Reciprocating internal combustion (IC) engines are known for converting chemical energy, which is stored in a fuel supply, into mechanical shaft power. A fuel-oxidizer mixture is received in a variable volume of an IC engine defined by a piston translating within a cylinder bore. The fuel-oxidizer mixture burns inside the variable volume to convert chemical energy from the mixture into heat. In turn, expansion of the combustion products within the variable volume performs work on the piston, which may be transferred to an output shaft of the IC engine.
In conventional direct injection compression ignition engines, most if not all of the fuel is injected into the variable volume a short ignition delay time before the desired ignition timing. In other compression ignition engines, such as homogeneous charge compression ignition (HCCI) engines, a fuel is substantially premixed with an oxidizer and ignited by compression within the variable volume. Premixing of the fuel and oxidizer may be achieved by injecting the fuel into the oxidizer upstream of the variable volume, injecting the fuel into the variable volume relatively early in a compression stroke, or combinations thereof.
Engines operating with fuels having relatively low Cetane values, such as natural gas, may benefit from supplemental ignition sources such as a spark plug or a pilot injection of a fuel having a relatively high Cetane value, such as distillate diesel fuel.
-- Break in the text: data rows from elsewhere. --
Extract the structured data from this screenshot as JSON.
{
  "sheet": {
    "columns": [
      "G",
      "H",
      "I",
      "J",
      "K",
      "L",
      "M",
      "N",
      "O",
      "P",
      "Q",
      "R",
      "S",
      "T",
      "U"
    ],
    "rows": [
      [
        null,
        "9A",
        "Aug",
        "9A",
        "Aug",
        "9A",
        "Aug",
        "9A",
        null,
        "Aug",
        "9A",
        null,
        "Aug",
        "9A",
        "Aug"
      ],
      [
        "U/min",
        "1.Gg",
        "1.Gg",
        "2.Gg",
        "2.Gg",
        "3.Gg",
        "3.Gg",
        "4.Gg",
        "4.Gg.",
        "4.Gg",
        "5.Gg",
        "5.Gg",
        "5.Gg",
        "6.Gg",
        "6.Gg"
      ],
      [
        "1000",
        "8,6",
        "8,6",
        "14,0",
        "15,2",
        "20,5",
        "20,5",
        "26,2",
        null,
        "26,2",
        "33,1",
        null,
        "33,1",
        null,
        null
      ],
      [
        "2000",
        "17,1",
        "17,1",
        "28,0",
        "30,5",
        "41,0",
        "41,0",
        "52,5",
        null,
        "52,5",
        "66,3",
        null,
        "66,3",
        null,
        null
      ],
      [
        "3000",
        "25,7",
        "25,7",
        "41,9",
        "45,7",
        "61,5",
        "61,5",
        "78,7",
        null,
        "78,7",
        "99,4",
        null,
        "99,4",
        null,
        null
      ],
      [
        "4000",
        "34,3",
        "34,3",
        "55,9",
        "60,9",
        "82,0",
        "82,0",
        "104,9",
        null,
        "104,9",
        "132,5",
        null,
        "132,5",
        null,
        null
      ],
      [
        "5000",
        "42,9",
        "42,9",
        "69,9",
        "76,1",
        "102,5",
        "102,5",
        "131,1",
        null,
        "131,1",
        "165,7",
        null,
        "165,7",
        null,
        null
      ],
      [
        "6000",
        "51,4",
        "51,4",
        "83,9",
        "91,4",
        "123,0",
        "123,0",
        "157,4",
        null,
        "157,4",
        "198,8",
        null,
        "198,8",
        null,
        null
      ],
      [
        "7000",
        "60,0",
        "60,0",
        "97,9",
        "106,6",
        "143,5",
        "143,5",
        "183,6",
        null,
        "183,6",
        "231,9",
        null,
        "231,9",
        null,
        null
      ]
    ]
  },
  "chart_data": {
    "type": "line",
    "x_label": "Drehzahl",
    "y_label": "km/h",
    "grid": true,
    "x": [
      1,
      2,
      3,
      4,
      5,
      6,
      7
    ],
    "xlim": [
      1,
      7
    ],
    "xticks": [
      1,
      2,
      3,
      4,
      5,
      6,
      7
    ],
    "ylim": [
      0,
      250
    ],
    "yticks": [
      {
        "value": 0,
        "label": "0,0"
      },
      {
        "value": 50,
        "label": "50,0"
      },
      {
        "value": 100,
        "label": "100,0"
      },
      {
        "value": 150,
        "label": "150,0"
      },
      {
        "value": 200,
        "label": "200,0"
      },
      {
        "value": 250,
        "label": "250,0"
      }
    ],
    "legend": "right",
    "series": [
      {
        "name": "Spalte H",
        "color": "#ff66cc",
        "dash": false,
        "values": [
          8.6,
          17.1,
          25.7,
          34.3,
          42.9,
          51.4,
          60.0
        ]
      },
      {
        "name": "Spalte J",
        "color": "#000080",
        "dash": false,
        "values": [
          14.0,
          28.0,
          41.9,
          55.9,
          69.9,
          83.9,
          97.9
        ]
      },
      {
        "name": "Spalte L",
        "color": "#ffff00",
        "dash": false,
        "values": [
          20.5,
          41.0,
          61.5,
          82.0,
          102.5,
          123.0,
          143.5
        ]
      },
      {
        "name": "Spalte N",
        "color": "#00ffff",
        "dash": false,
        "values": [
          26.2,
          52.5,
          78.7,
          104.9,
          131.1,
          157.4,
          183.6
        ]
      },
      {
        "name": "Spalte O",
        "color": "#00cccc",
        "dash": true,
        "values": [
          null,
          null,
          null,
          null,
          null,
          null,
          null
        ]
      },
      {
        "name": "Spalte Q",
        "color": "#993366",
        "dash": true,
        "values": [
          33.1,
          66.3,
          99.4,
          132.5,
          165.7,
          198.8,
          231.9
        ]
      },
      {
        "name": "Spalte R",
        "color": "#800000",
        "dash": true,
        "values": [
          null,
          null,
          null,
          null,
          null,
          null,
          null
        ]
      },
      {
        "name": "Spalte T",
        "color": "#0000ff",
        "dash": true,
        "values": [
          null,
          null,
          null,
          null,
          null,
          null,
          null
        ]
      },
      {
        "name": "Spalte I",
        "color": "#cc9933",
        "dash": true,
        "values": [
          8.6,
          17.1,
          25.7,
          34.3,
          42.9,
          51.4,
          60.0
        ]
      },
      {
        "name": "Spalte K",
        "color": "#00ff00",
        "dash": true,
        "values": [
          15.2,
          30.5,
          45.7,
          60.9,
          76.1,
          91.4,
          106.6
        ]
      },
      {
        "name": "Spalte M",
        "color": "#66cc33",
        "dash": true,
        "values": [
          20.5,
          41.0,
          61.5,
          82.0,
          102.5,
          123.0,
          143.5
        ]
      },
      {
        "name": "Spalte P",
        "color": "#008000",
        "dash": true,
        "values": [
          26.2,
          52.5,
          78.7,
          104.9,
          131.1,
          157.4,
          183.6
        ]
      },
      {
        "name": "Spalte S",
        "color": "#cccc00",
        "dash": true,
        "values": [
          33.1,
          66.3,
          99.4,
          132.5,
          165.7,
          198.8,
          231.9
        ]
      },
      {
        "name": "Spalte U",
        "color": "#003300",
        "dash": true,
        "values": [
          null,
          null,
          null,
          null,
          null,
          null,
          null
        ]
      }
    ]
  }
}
For example, an engine may substantially premix a low-Cetane fuel with an oxidizer within a variable volume and then ignite the mixture of low-Cetane fuel and oxidizer by directly injecting an amount of high-Cetane fuel into the variable volume a short time delay before the desired ignition timing. In such a dual fuel configuration, compression ignition of the high-Cetane fuel may effect or promote ignition of the mixture of the low-Cetane fuel and the oxidizer.
In some dual fuel engine systems, a gaseous fuel is a low-Cetane fuel and a liquid fuel is a high-Cetane fuel, and injection of the liquid fuel and the gaseous fuel is controlled by two separate needle checks within a fuel injector connected to both a gaseous fuel common rail and a liquid fuel common rail. Where concentric needle checks are used, an outer check may be used to selectively open and close a gaseous fuel outlet, and an inner check may be used to selectively open and close a liquid fuel outlet. In other systems, adjacent rather than coaxial needle checks are used. An adjacent needle check design, which employs hydraulic control pressure from a liquid fuel common rail applied to each of the needle checks may be used to control opening and closing of a corresponding nozzle outlet.
U.S. Pat. No. 7,627,416 (the '416 patent) purports to describe a dual fuel common rail design in which liquid diesel fuel and natural gas fuel are both injected from a single fuel injector associated with each engine cylinder. The '416 patent recognizes that there may be instances in which the engine will need to operate solely on liquid diesel fuel due to exhaustion of the natural gas fuel supply or possibly due to a fault in the natural gas fuel supply portion of the system. However, problems and challenges associated with disparate liquid fuel pressure and the gaseous fuel pressure, such as leakage between the liquid fuel system and the gaseous fuel system across the needle checks, are neither recognized nor addressed in the '416 patent. Accordingly, improved dual fuel injectors are desired to address the aforementioned problems and/or other problems known in the art.
It will be appreciated that this background description has been created to aid the reader, and is not to be taken as an indication that any of the indicated problems were themselves known in the art.